Netanyahu si impegna a invadere Rafah “con o senza accordo” mentre continuano i colloqui con Hamas

Martedì il primo ministro israeliano Benjamin Netanyahu si è impegnato a lanciare un raid sulla città di Rafah, nel sud della Striscia di Gaza, dove centinaia di migliaia di palestinesi si stanno rifugiando per sfuggire alla guerra che dura da sette mesi, mentre si stanno negoziando un cessate il fuoco tra le autorità israeliane. e Hamas sembra stia guadagnando forza.

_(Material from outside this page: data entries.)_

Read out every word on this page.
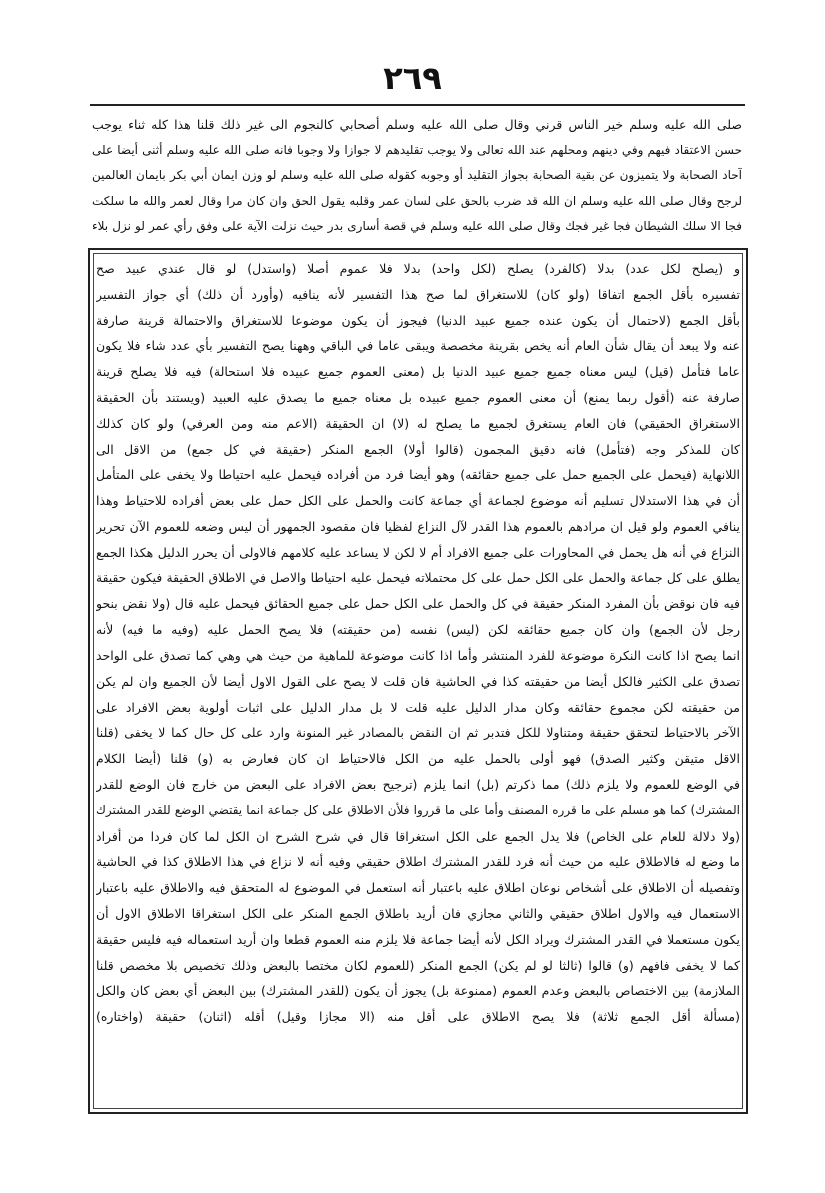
٢٦٩
صلى الله عليه وسلم خير الناس قرني وقال صلى الله عليه وسلم أصحابي كالنجوم الى غير ذلك قلنا هذا كله ثناء يوجب
حسن الاعتقاد فيهم وفي دينهم ومحلهم عند الله تعالى ولا يوجب تقليدهم لا جوازا ولا وجوبا فانه صلى الله عليه وسلم أثنى أيضا على
آحاد الصحابة ولا يتميزون عن بقية الصحابة بجواز التقليد أو وجوبه كقوله صلى الله عليه وسلم لو وزن ايمان أبي بكر بايمان العالمين
لرجح وقال صلى الله عليه وسلم ان الله قد ضرب بالحق على لسان عمر وقلبه يقول الحق وان كان مرا وقال لعمر والله ما سلكت
فجا الا سلك الشيطان فجا غير فجك وقال صلى الله عليه وسلم في قصة أسارى بدر حيث نزلت الآية على وفق رأي عمر لو نزل بلاء
و (يصلح لكل عدد) بدلا (كالفرد) يصلح (لكل واحد) بدلا فلا عموم أصلا (واستدل) لو قال عندي عبيد صح
تفسيره بأقل الجمع اتفاقا (ولو كان) للاستغراق لما صح هذا التفسير لأنه ينافيه (وأورد أن ذلك) أي جواز التفسير
بأقل الجمع (لاحتمال أن يكون عنده جميع عبيد الدنيا) فيجوز أن يكون موضوعا للاستغراق والاحتمالة قرينة صارفة
عنه ولا يبعد أن يقال شأن العام أنه يخص بقرينة مخصصة ويبقى عاما في الباقي وههنا يصح التفسير بأي عدد شاء فلا يكون
عاما فتأمل (قيل) ليس معناه جميع جميع عبيد الدنيا بل (معنى العموم جميع عبيده فلا استحالة) فيه فلا يصلح قرينة
صارفة عنه (أقول ربما يمنع) أن معنى العموم جميع عبيده بل معناه جميع ما يصدق عليه العبيد (ويستند بأن الحقيقة
الاستغراق الحقيقي) فان العام يستغرق لجميع ما يصلح له (لا) ان الحقيقة (الاعم منه ومن العرفي) ولو كان كذلك
كان للمذكر وجه (فتأمل) فانه دقيق المجمون (قالوا أولا) الجمع المنكر (حقيقة في كل جمع) من الاقل الى
اللانهاية (فيحمل على الجميع حمل على جميع حقائقه) وهو أيضا فرد من أفراده فيحمل عليه احتياطا ولا يخفى على المتأمل
أن في هذا الاستدلال تسليم أنه موضوع لجماعة أي جماعة كانت والحمل على الكل حمل على بعض أفراده للاحتياط وهذا
ينافي العموم ولو قيل ان مرادهم بالعموم هذا القدر لآل النزاع لفظيا فان مقصود الجمهور أن ليس وضعه للعموم الآن تحرير
النزاع في أنه هل يحمل في المحاورات على جميع الافراد أم لا لكن لا يساعد عليه كلامهم فالاولى أن يحرر الدليل هكذا الجمع
يطلق على كل جماعة والحمل على الكل حمل على كل محتملاته فيحمل عليه احتياطا والاصل في الاطلاق الحقيقة فيكون حقيقة
فيه فان نوقض بأن المفرد المنكر حقيقة في كل والحمل على الكل حمل على جميع الحقائق فيحمل عليه قال (ولا نقض بنحو
رجل لأن الجمع) وان كان جميع حقائقه لكن (ليس) نفسه (من حقيقته) فلا يصح الحمل عليه (وفيه ما فيه) لأنه
انما يصح اذا كانت النكرة موضوعة للفرد المنتشر وأما اذا كانت موضوعة للماهية من حيث هي وهي كما تصدق على الواحد
تصدق على الكثير فالكل أيضا من حقيقته كذا في الحاشية فان قلت لا يصح على القول الاول أيضا لأن الجميع وان لم يكن
من حقيقته لكن مجموع حقائقه وكان مدار الدليل عليه قلت لا بل مدار الدليل على اثبات أولوية بعض الافراد على
الآخر بالاحتياط لتحقق حقيقة ومتناولا للكل فتدبر ثم ان النقض بالمصادر غير المنونة وارد على كل حال كما لا يخفى (قلنا
الاقل متيقن وكثير الصدق) فهو أولى بالحمل عليه من الكل فالاحتياط ان كان فعارض به (و) قلنا (أيضا الكلام
في الوضع للعموم ولا يلزم ذلك) مما ذكرتم (بل) انما يلزم (ترجيح بعض الافراد على البعض من خارج فان الوضع للقدر
المشترك) كما هو مسلم على ما قرره المصنف وأما على ما قرروا فلأن الاطلاق على كل جماعة انما يقتضي الوضع للقدر المشترك
(ولا دلالة للعام على الخاص) فلا يدل الجمع على الكل استغراقا قال في شرح الشرح ان الكل لما كان فردا من أفراد
ما وضع له فالاطلاق عليه من حيث أنه فرد للقدر المشترك اطلاق حقيقي وفيه أنه لا نزاع في هذا الاطلاق كذا في الحاشية
وتفصيله أن الاطلاق على أشخاص نوعان اطلاق عليه باعتبار أنه استعمل في الموضوع له المتحقق فيه والاطلاق عليه باعتبار
الاستعمال فيه والاول اطلاق حقيقي والثاني مجازي فان أريد باطلاق الجمع المنكر على الكل استغراقا الاطلاق الاول أن
يكون مستعملا في القدر المشترك ويراد الكل لأنه أيضا جماعة فلا يلزم منه العموم قطعا وان أريد استعماله فيه فليس حقيقة
كما لا يخفى فافهم (و) قالوا (ثالثا لو لم يكن) الجمع المنكر (للعموم لكان مختصا بالبعض وذلك تخصيص بلا مخصص قلنا
الملازمة) بين الاختصاص بالبعض وعدم العموم (ممنوعة بل) يجوز أن يكون (للقدر المشترك) بين البعض أي بعض كان والكل
(مسألة أقل الجمع ثلاثة) فلا يصح الاطلاق على أقل منه (الا مجازا وقيل) أقله (اثنان) حقيقة (واختاره)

Le dichiarazioni di Netanyahu arrivano poche ore prima che il Segretario di Stato americano Anthony Blinken arrivi in ​​Israele per portare avanti il ​​dialogo al fine di raggiungere una tregua, in quello che sembra essere uno dei cicli di comunicazione più pericolosi tra le due parti dall'inizio del conflitto. L’obiettivo dell’accordo è liberare gli ostaggi, fornire sollievo all’enclave assediata e prevenire un attacco a Rafah che potrebbe causare danni ai civili.

Parlando davanti a un gruppo di famiglie in lutto e a un'organizzazione che rappresenta i parenti dei prigionieri detenuti dai militanti, Netanyahu ha detto che Israele entrerà a Rafah per distruggere le rimanenti brigate di Hamas, indipendentemente dal fatto che venga raggiunta o meno una tregua.

Netanyahu ha affermato, secondo una dichiarazione rilasciata dal suo ufficio: “L’idea che fermeremo la guerra prima di raggiungere tutti i suoi obiettivi è fuori luogo”, e ha aggiunto: “Entreremo a Rafah ed elimineremo lì le brigate di Hamas – con o senza un accordo”. .” Raggiungere la vittoria completa.

Netanyahu sta subendo pressioni da parte dei suoi partner nel governo nazionale affinché non proceda con un accordo che potrebbe impedire l’invasione di Rafah, che secondo lui è l’ultima roccaforte del gruppo ribelle. Il suo mandato potrebbe essere minacciato se accettasse l’accordo perché i membri più conservatori del suo dipartimento esecutivo chiedevano un attacco alla città.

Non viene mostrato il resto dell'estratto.